Pantau - Kementerian Hukum (Kemenkum) menyediakan 470 layanan hukum secara digital melalui aplikasi PASTI yang diperkenalkan dalam Festival Layanan AHU Berdampak 2026 di Bandung, Jawa Barat.
Menteri Hukum Supratman Andi Agtas menyampaikan layanan tersebut memungkinkan masyarakat memperoleh berbagai pelayanan hukum tanpa harus mendatangi kantor Kemenkum di Jakarta maupun kantor wilayah.
"Sekarang ada 470 layanan hukum Kementerian Hukum yang bisa diakses di super app ‘PASTI’. Bapak ibu tidak perlu datang ke Kementerian Hukum di Jakarta ataupun ke Kementerian Hukum di Jawa Barat," kata Supratman dalam keterangan yang diterima di Jakarta, Minggu (30/8/2026).
Supratman menyampaikan hal tersebut saat membuka Festival Layanan AHU Berdampak 2026 di Bandung pada Sabtu (29/8/2026).
Kemenkum Dorong Transformasi Layanan Digital
Transformasi digital tersebut menjadi bagian dari upaya Kemenkum mengubah pola pelayanan hukum yang sebelumnya mengharuskan masyarakat datang ke kantor pemerintah menjadi layanan yang dapat diakses secara digital.
Supratman mengatakan birokrasi tidak boleh menjadi penghalang bagi masyarakat untuk memperoleh pelayanan publik dan pemerintah harus mendekatkan pelayanan kepada masyarakat.
"Bapak Presiden Prabowo Subianto menginginkan birokrasi dan pelayanan tidak boleh membatasi jarak antara para pelayan dan orang yang dilayani," ujarnya.
Festival Layanan AHU Berdampak 2026 berlangsung hingga Senin (31/8/2026) dan menjadi ruang interaksi langsung antara masyarakat dengan petugas layanan administrasi hukum.
Supratman mengatakan kegiatan tersebut menjadi upaya Kemenkum menjemput bola sekaligus memastikan masyarakat memahami dan dapat mengakses layanan dengan mudah.
Ia juga menekankan transformasi pelayanan harus disertai perubahan pola pikir aparatur Kemenkum agar menempatkan diri sebagai pelayan masyarakat.
Festival tersebut menyediakan informasi dan konsultasi mengenai perseroan perorangan, apostille dan legalisasi, kenotariatan, fidusia, serta berbagai layanan hukum lainnya.
Masyarakat juga mendapatkan edukasi mengenai layanan pidana, termasuk penyidik pegawai negeri sipil (PPNS), grasi, dan daktiloskopi.
Festival AHU Jadi Ruang Konsultasi Masyarakat
Direktur Jenderal Administrasi Hukum Umum Widodo mengatakan Festival Layanan AHU Berdampak 2026 tidak hanya menjadi pameran layanan, tetapi juga ruang bagi masyarakat untuk menyampaikan kebutuhan dan persoalan hukum.
"Festival ini kami jadikan ruang interaksi langsung dengan masyarakat.
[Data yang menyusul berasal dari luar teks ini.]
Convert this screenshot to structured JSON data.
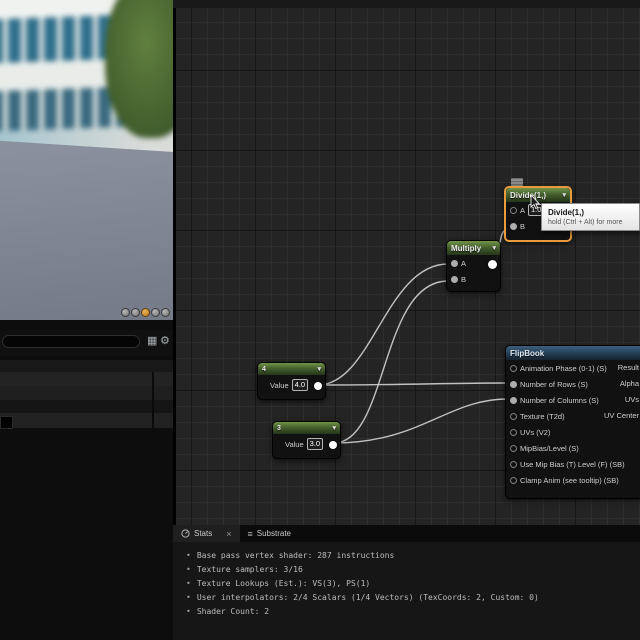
{
  "icons": {
    "chevron_down": "▾",
    "close": "×",
    "grid": "▦",
    "gear": "⚙",
    "substrate_list": "≡",
    "bullet": "•"
  },
  "viewport": {
    "shape_buttons": [
      {
        "name": "cylinder"
      },
      {
        "name": "sphere"
      },
      {
        "name": "plane"
      },
      {
        "name": "cube"
      },
      {
        "name": "mesh"
      }
    ],
    "selected_shape_color": "#c9882a"
  },
  "left_panel": {
    "search": {
      "value": "",
      "placeholder": ""
    }
  },
  "graph": {
    "nodes": {
      "divide": {
        "title": "Divide(1,)",
        "pin_a": "A",
        "pin_b": "B",
        "a_value": "1.0"
      },
      "multiply": {
        "title": "Multiply",
        "pin_a": "A",
        "pin_b": "B"
      },
      "const4": {
        "title": "4",
        "value_label": "Value",
        "value": "4.0"
      },
      "const3": {
        "title": "3",
        "value_label": "Value",
        "value": "3.0"
      },
      "flipbook": {
        "title": "FlipBook",
        "inputs": [
          "Animation Phase (0-1) (S)",
          "Number of Rows (S)",
          "Number of Columns (S)",
          "Texture (T2d)",
          "UVs (V2)",
          "MipBias/Level (S)",
          "Use Mip Bias (T) Level (F) (SB)",
          "Clamp Anim (see tooltip) (SB)"
        ],
        "outputs": [
          "Result",
          "Alpha",
          "UVs",
          "UV Center"
        ]
      }
    },
    "tooltip": {
      "title": "Divide(1,)",
      "subtitle": "hold (Ctrl + Alt) for more"
    }
  },
  "stats_panel": {
    "tabs": [
      {
        "label": "Stats"
      },
      {
        "label": "Substrate"
      }
    ],
    "lines": [
      "Base pass vertex shader: 287 instructions",
      "Texture samplers: 3/16",
      "Texture Lookups (Est.): VS(3), PS(1)",
      "User interpolators: 2/4 Scalars (1/4 Vectors) (TexCoords: 2, Custom: 0)",
      "Shader Count: 2"
    ]
  },
  "colors": {
    "selection_orange": "#e89c3c",
    "wire": "#cfcfcf",
    "const_header_green": "#5c7e3c",
    "flipbook_header_blue": "#34536e",
    "graph_bg": "#242424"
  }
}
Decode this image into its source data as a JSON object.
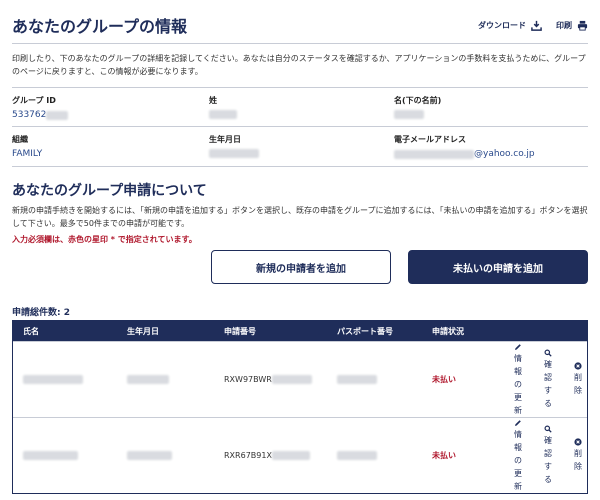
{
  "header": {
    "title": "あなたのグループの情報",
    "download_label": "ダウンロード",
    "print_label": "印刷"
  },
  "intro_text": "印刷したり、下のあなたのグループの詳細を記録してください。あなたは自分のステータスを確認するか、アプリケーションの手数料を支払うために、グループのページに戻りますと、この情報が必要になります。",
  "group_info": {
    "group_id_label": "グループ ID",
    "group_id_value": "533762",
    "surname_label": "姓",
    "given_name_label": "名(下の名前)",
    "org_label": "組織",
    "org_value": "FAMILY",
    "dob_label": "生年月日",
    "email_label": "電子メールアドレス",
    "email_value": "@yahoo.co.jp"
  },
  "applications": {
    "title": "あなたのグループ申請について",
    "description": "新規の申請手続きを開始するには、「新規の申請を追加する」ボタンを選択し、既存の申請をグループに追加するには、「未払いの申請を追加する」ボタンを選択して下さい。最多で50件までの申請が可能です。",
    "required_note": "入力必須欄は、赤色の星印 * で指定されています。",
    "add_new_label": "新規の申請者を追加",
    "add_unpaid_label": "未払いの申請を追加",
    "total_label": "申請総件数: 2"
  },
  "table": {
    "columns": [
      "氏名",
      "生年月日",
      "申請番号",
      "パスポート番号",
      "申請状況"
    ],
    "rows": [
      {
        "app_number": "RXW97BWR",
        "status": "未払い"
      },
      {
        "app_number": "RXR67B91X",
        "status": "未払い"
      }
    ],
    "actions": {
      "update_chars": [
        "情",
        "報",
        "の",
        "更",
        "新"
      ],
      "confirm_chars": [
        "確",
        "認",
        "す",
        "る"
      ],
      "delete_chars": [
        "削",
        "除"
      ]
    }
  },
  "colors": {
    "navy": "#1f2d5a",
    "required_red": "#b0182d"
  }
}
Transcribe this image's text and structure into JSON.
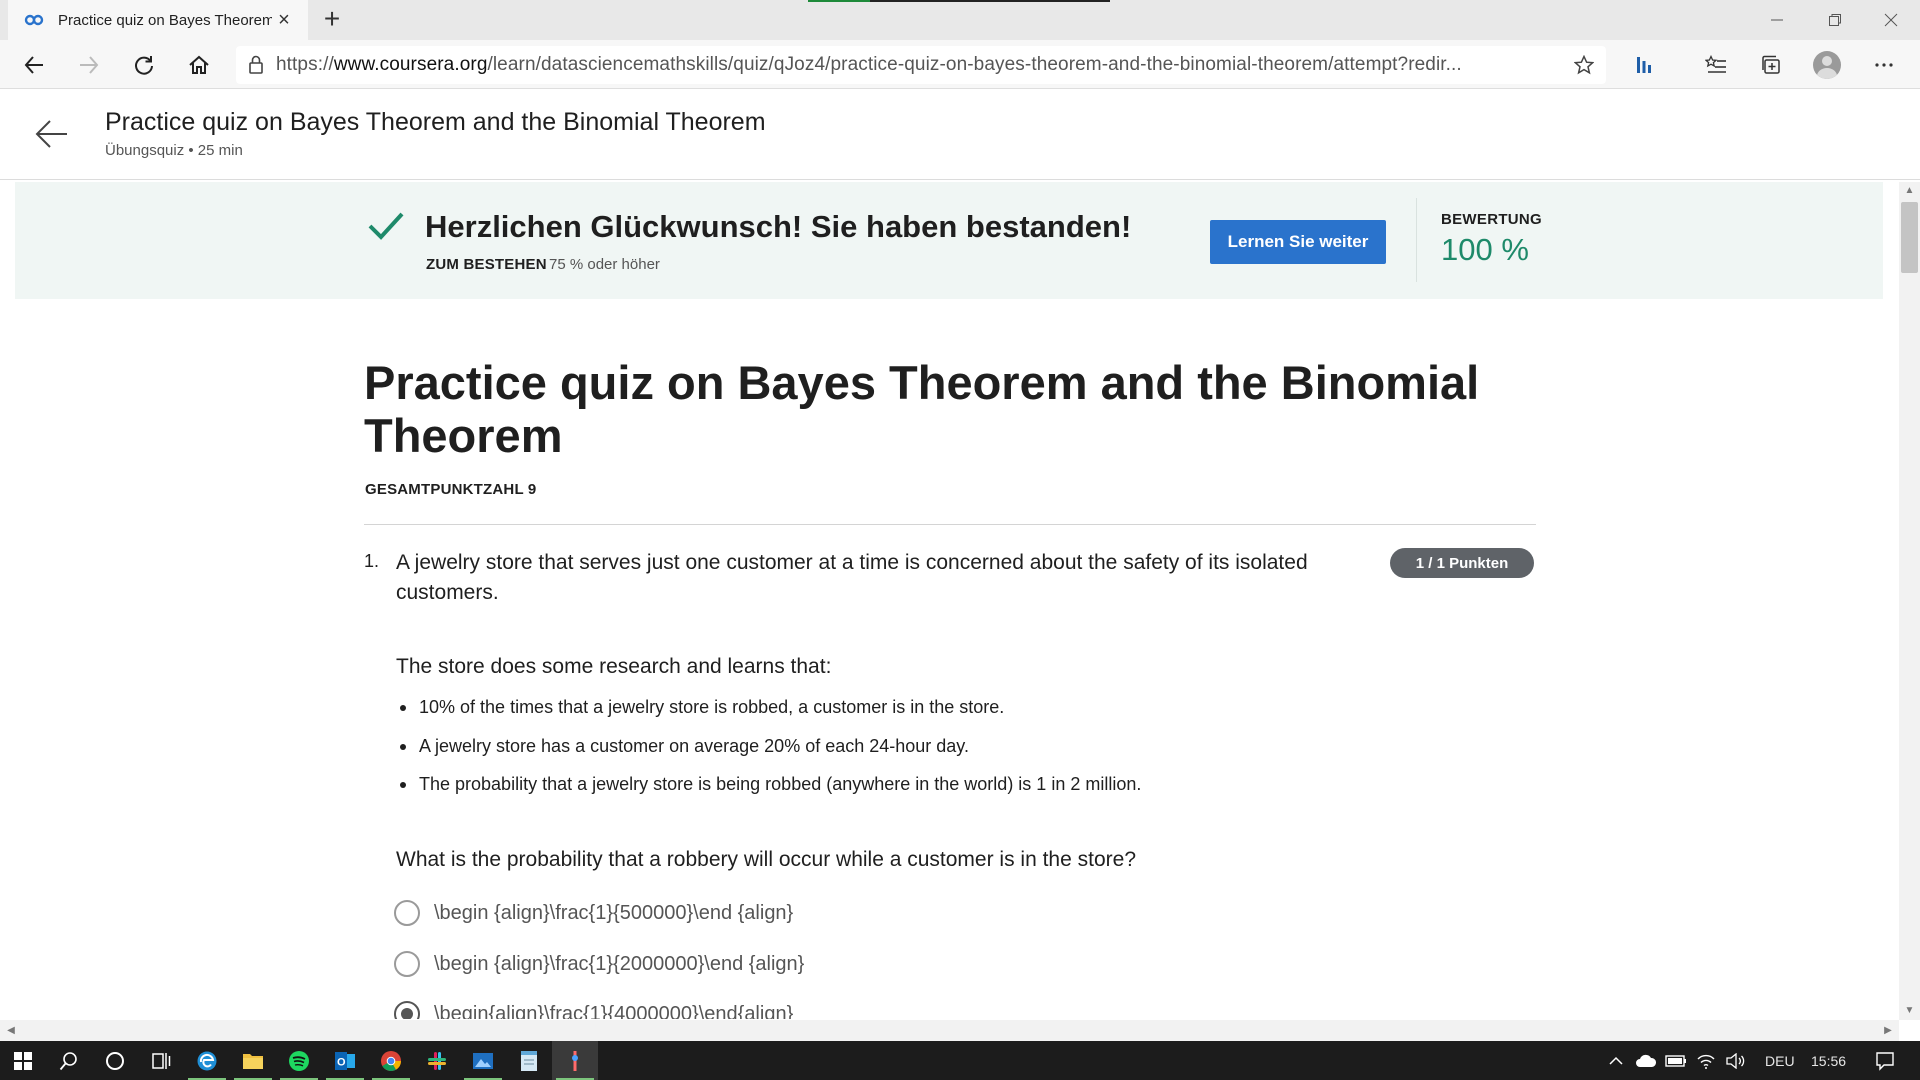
{
  "browser": {
    "tab_title": "Practice quiz on Bayes Theorem",
    "url_prefix": "https://",
    "url_host": "www.coursera.org",
    "url_path": "/learn/datasciencemathskills/quiz/qJoz4/practice-quiz-on-bayes-theorem-and-the-binomial-theorem/attempt?redir..."
  },
  "header": {
    "title": "Practice quiz on Bayes Theorem and the Binomial Theorem",
    "subtitle": "Übungsquiz • 25 min"
  },
  "banner": {
    "congrats": "Herzlichen Glückwunsch! Sie haben bestanden!",
    "pass_label": "ZUM BESTEHEN",
    "pass_value": "75 % oder höher",
    "continue_label": "Lernen Sie weiter",
    "grade_label": "BEWERTUNG",
    "grade_value": "100 %",
    "accent_color": "#1e8a6a",
    "button_color": "#2a73cc"
  },
  "quiz": {
    "title": "Practice quiz on Bayes Theorem and the Binomial Theorem",
    "total_points": "GESAMTPUNKTZAHL 9",
    "question": {
      "number": "1.",
      "text": "A jewelry store that serves just one customer at a time is concerned about the safety of its isolated customers.",
      "points": "1 / 1 Punkten",
      "intro": "The store does some research and learns that:",
      "bullets": [
        "10% of the times that a jewelry store is robbed, a customer is in the store.",
        "A jewelry store has a customer on average 20% of each 24-hour day.",
        "The probability that a jewelry store is being robbed (anywhere in the world) is 1 in 2 million."
      ],
      "ask": "What is the probability that a robbery will occur while a customer is in the store?",
      "options": [
        {
          "text": "\\begin {align}\\frac{1}{500000}\\end {align}",
          "selected": false
        },
        {
          "text": "\\begin {align}\\frac{1}{2000000}\\end {align}",
          "selected": false
        },
        {
          "text": "\\begin{align}\\frac{1}{4000000}\\end{align}",
          "selected": true
        }
      ]
    }
  },
  "taskbar": {
    "language": "DEU",
    "time": "15:56"
  }
}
Mereka dapat melihat layanan, berkonsultasi, dan memahami bagaimana mendapatkan layanan AHU sesuai kebutuhannya," kata Widodo.
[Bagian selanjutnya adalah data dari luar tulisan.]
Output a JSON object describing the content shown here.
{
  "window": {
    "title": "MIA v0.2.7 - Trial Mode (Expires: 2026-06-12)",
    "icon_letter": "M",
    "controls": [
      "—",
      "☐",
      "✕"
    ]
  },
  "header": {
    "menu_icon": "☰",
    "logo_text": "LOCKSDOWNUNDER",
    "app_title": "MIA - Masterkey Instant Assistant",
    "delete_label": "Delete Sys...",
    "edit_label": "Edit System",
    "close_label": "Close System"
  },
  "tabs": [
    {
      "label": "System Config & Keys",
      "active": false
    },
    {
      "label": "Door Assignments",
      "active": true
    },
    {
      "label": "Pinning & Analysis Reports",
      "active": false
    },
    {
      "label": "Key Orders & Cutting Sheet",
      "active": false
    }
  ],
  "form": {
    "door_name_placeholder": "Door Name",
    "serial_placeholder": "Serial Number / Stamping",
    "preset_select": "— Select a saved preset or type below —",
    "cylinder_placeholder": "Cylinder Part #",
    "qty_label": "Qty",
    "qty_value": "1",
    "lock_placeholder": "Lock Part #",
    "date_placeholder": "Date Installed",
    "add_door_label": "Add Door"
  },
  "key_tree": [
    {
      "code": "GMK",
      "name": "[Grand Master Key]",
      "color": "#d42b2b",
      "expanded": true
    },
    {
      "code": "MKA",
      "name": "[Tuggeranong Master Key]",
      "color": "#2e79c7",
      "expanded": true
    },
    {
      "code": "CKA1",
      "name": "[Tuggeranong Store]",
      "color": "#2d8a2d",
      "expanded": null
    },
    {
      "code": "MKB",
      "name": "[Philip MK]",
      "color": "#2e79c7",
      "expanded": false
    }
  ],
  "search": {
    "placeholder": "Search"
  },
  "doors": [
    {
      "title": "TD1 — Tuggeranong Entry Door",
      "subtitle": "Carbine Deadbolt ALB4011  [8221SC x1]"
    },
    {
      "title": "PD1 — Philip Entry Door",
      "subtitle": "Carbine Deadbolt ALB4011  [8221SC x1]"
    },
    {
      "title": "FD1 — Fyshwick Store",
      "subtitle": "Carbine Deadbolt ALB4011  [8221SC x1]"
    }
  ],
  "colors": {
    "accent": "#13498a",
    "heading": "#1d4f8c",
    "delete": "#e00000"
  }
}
Widodo mengatakan masyarakat mulai berdatangan sejak layanan dibuka sekitar pukul 10.00 WIB untuk berkonsultasi dan mengurus berbagai kebutuhan layanan hukum.
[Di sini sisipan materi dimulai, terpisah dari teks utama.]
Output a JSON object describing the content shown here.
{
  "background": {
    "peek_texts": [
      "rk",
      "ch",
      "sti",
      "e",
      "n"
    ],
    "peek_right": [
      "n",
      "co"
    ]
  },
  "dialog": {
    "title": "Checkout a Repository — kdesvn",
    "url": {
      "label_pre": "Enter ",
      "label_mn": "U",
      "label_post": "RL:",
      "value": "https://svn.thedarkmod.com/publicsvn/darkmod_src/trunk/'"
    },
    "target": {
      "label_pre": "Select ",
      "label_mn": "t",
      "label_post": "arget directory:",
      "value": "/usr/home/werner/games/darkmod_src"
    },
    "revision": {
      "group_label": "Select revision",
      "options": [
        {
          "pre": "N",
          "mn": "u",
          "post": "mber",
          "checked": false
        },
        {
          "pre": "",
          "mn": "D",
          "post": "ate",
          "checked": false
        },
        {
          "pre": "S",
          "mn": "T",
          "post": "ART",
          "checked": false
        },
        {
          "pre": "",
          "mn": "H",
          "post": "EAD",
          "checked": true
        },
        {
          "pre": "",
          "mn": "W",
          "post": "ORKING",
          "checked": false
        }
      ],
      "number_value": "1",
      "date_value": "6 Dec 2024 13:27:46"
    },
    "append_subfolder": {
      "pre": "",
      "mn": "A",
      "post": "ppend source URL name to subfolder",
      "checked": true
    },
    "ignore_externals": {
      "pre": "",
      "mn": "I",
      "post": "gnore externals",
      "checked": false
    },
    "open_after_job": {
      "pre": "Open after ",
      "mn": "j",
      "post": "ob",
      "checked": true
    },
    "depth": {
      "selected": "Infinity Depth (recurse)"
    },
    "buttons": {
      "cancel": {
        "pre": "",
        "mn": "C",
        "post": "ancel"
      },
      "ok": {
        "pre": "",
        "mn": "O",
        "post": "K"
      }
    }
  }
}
"Kami persilakan masyarakat untuk terus datang, berkunjung, berkonsultasi, mengajukan proses pelayanan dan juga kita akan carikan berbagai solusi yang ada," ujarnya.
Selain konsultasi dan pameran, festival diisi dialog mengenai apostille dan legalisasi, perseroan perorangan, serta layanan pidana.
Agenda lainnya mencakup pembahasan layanan fidusia, kenotariatan, perseroan terbatas, kewarganegaraan, perkumpulan dan yayasan, serta program PASTI Ada Solusi Edisi Khusus.
"Pada akhirnya, ukuran keberhasilan layanan adalah manfaat yang diterima masyarakat," kata Widodo.